Studies of a supernova explosion known as SN 2007gr have found evidence that some types of supernova can produce particle jets that are "relativistic", traveling at over half the speed of light.
The team of scientists to have found this evidence include Dr Jonathan Granot from the University of Hertfordshire in the UK, along with an international team led by Dr Zsolt Paragi from the Joint Institute for VLBI in Europe (JIVE). Their discovery will be published in the January 28th issue of Nature.
For the first time ever relativistic outflow has been detected from a Type lc supernova without a burst of gamma-rays.
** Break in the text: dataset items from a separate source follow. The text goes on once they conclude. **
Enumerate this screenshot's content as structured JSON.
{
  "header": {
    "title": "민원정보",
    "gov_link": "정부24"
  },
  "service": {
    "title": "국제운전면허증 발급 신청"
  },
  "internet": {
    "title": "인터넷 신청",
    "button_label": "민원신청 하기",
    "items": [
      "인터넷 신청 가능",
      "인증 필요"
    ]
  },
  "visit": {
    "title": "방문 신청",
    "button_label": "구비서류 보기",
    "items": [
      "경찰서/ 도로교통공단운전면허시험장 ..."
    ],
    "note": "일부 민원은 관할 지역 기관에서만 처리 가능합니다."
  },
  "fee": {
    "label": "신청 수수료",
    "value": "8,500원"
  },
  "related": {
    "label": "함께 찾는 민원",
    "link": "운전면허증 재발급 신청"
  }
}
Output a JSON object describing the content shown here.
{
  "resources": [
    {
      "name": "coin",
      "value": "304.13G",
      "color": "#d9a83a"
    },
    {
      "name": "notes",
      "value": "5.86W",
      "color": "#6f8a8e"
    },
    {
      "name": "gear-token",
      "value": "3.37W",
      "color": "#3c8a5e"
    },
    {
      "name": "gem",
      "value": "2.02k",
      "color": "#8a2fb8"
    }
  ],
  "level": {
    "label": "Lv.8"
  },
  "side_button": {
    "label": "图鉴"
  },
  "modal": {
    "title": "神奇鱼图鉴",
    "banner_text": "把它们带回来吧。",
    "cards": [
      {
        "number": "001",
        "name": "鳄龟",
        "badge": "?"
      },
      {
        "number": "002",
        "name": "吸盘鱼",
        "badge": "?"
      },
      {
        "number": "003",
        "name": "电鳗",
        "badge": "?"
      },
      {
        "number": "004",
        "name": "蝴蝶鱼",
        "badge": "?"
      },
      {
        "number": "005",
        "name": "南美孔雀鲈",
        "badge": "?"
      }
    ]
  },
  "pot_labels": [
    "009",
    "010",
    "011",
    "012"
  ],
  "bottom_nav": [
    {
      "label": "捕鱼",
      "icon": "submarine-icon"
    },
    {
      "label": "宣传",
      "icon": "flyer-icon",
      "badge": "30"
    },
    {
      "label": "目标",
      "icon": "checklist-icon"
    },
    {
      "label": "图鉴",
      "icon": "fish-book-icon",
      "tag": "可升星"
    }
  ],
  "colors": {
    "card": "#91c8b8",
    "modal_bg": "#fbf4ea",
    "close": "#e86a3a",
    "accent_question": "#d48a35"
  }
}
The only other detection of relativistic jets in a Type lc, where from a supernova that produced a gamma-ray burst, which is why the relativistic bursts were detected.
The details of a supernova explosion are very difficult to acquire because their radio emission fades quickly. A high angular resolution imaging technique such as the Very Long Baseline Interfermoetry (VLBI) is needed to receive the faint emission of the explosion's aftermath.
The team was able to use the European VLBI Network's (EVN) electronic capabilities to get early observations of SN 2007gr, which allowed them to perform additional observations. They were able to acquire direct evidence for the radio image expansion and they determined a velocity expansion of at least 60 percent the speed of light.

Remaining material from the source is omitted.